Stricken UBS will split into three

Troubled Swiss banking giant UBS has been forced into “announcing a radical shake-up of the business”, said Katherine Griffiths in The Daily Telegraph. Europe’s biggest credit-crunch casualty revealed its fourth consecutive quarterly loss of SF358m (£172m) and total write-downs since the crisis started of $43bn (£22.6bn), including $5.1bn of “legacy risk positions” relating to US subprime and other credit bets. Chief executive Marcel Rohner declined to comment on further write-downs for the three months to September, but UBS executives “privately identified the bank’s remaining $4bn exposure to US monoline insurers, which underwrite bond issues, as potentially vulnerable”, said the FT.

UBS “will split the group into three autonomous units after identifying weaknesses in its integrated one-bank strategy”, said Dearbail Jordan in The Times.
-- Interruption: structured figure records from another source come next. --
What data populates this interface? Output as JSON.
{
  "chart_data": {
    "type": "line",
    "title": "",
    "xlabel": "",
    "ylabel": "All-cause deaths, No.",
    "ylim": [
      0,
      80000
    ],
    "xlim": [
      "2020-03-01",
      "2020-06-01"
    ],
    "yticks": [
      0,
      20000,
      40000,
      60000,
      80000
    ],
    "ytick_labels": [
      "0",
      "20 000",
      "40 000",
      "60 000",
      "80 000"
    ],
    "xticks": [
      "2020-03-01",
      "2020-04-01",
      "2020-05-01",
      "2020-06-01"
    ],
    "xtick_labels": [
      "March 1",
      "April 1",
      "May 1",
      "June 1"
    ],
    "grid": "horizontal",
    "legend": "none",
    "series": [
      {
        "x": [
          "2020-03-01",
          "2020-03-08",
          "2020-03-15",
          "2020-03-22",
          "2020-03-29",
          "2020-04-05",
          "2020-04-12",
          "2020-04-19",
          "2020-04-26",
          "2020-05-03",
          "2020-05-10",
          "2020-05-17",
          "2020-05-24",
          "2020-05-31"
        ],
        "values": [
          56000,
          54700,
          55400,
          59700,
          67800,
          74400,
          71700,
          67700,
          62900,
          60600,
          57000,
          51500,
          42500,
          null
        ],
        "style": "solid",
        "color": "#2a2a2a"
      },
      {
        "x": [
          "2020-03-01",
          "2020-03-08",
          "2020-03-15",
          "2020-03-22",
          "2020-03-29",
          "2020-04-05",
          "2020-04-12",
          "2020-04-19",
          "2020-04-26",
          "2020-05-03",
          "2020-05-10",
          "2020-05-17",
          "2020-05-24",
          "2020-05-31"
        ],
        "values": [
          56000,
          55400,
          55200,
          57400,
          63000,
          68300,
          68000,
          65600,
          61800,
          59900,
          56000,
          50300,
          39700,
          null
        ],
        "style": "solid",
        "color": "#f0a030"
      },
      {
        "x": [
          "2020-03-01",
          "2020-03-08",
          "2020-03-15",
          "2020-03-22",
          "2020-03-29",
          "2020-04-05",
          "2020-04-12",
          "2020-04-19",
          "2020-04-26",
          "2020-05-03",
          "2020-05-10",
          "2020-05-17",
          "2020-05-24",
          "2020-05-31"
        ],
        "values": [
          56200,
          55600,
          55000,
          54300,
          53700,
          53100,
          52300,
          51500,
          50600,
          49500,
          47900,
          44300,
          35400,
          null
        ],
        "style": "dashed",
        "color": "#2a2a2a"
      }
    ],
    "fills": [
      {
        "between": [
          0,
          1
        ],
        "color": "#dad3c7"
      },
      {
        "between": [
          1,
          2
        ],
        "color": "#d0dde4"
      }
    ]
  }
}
It will also nominate four new directors. That could be good news for the bank, adding “some fine talent to beef up its previously ineffective board”, said Jeffrey Goldfarb of Breakingviews. But chairman Peter Kurer was clear that UBS has “no intention to sell any of our businesses – this is all about flexibility”.

So what next?

UBS – which has seen its stock price slump by more than 60% over the past year – must convince shareholders that a turnaround is on the way. An immediate task for new British finance director John Cryan will be to address the SF40bn of outflows from the bank’s wealth and global asset management units, caused by the “reputational damage” of US tax evasion inquiries. But that won’t be easy. Senior UBS executives “knew that some of their bankers had risked breaching American securities laws at least a year before” the US authorities began asking questions, said the FT, meaning the bank clearly has other confidence issues to face. UBS is not out of trouble yet.